• With the soft and silky texture that an avocado has, it is perfect against the salty and toasted flavours of the bacon and cauliflower. Cook’s tip: This avocado mousse topped with cauliflower and bacon crumbs is best served as individual starters. Serve the mousse in pretty glasses with long spoons. You can also serve it in a big dish as a spread or dip for guests to help themselves to. 

    Avocado mousse topped with cauliflower and bacon crumbs

    Serves: 6
    Cooking Time: 40 minutes


    • Mousse

    • 3 avocados, peeled and stones removed
    • juice of 1 small lemon
    • 15ml (1 tbsp) creamed horseradish
    • 5ml (1 tsp) wholegrain mustard
    • 125ml (½ cup) sour cream
    • salt and freshly ground black pepper, to taste
    • Crumbs

    • 250g streaky bacon
    • 150g cauliflower florets, washed
    • 30ml (2 tbsp) fresh chives, chopped
    • watercress, to garnish (optional)
    • small cauliflower florets, to garnish
    • sourdough or Melba toast, to serve



    Preheat the oven to grill.


    For the mousse, blitz everything together in a blender until smooth. Season to taste. Divide the mixture among 6 small serving glasses and leave in the fridge to set.


    For the crumbs, place the bacon on a lined baking tray and grill until golden and crisp, 10 – 15 minutes. Place the raw cauliflower in a food processor and process until it resembles coarse breadcrumbs.

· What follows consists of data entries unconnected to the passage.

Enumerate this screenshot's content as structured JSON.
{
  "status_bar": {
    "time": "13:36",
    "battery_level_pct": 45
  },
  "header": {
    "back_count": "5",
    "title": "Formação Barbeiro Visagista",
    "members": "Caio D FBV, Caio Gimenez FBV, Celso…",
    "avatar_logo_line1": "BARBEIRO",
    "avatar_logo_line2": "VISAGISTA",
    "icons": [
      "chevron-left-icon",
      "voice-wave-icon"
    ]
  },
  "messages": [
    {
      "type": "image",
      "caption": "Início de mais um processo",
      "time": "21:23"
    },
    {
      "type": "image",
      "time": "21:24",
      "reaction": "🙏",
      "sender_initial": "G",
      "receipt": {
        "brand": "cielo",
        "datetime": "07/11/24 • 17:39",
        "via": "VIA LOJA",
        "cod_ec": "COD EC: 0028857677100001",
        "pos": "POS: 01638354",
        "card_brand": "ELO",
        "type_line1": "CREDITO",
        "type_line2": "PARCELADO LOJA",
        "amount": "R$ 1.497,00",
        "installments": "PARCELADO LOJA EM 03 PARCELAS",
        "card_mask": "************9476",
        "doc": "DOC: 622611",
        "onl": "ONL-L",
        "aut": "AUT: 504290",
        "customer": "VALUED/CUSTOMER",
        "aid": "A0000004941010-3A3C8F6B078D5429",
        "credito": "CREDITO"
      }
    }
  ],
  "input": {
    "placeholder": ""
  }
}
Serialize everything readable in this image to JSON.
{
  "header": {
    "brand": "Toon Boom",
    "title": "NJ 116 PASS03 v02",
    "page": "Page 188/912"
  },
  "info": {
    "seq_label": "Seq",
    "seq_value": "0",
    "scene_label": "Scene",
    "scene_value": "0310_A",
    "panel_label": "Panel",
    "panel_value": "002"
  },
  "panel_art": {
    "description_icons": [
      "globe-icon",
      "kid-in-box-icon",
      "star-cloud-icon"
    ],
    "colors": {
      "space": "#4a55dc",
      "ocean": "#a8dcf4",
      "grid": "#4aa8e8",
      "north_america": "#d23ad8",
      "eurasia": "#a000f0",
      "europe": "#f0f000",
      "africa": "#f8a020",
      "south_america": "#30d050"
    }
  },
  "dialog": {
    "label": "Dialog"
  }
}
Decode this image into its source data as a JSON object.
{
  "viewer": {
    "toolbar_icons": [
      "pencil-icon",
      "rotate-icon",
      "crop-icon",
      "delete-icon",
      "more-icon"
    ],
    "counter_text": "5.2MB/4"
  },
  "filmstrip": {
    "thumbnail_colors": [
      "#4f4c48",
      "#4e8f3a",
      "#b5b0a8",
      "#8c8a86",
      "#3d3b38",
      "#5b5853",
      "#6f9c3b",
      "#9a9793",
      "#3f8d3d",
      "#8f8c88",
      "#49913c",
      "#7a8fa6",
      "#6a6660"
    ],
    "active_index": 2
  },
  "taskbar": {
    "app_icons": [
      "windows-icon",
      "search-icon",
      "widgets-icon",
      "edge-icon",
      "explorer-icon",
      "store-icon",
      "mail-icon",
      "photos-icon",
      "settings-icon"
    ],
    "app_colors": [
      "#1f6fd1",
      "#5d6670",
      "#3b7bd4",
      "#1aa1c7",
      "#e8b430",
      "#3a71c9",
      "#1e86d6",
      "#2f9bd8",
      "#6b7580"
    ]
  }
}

Heat a dry pan over high heat, add the cauliflower crumbs and toast until golden and crisp, about 5 – 7 minutes. Keep a close eye on them to avoid burning.


    Place the crispy bacon in the food processer and blend until it resembles coarse breadcrumbs. Add to the pan with the cauliflower, stir to combine and cook, 5 minutes. Remove from the heat and stir in the chopped chives.


    Remove the mousse from the fridge, spoon some of the crumbs on top and garnish with watercress and cauliflower.


    Serve with the toast on the side.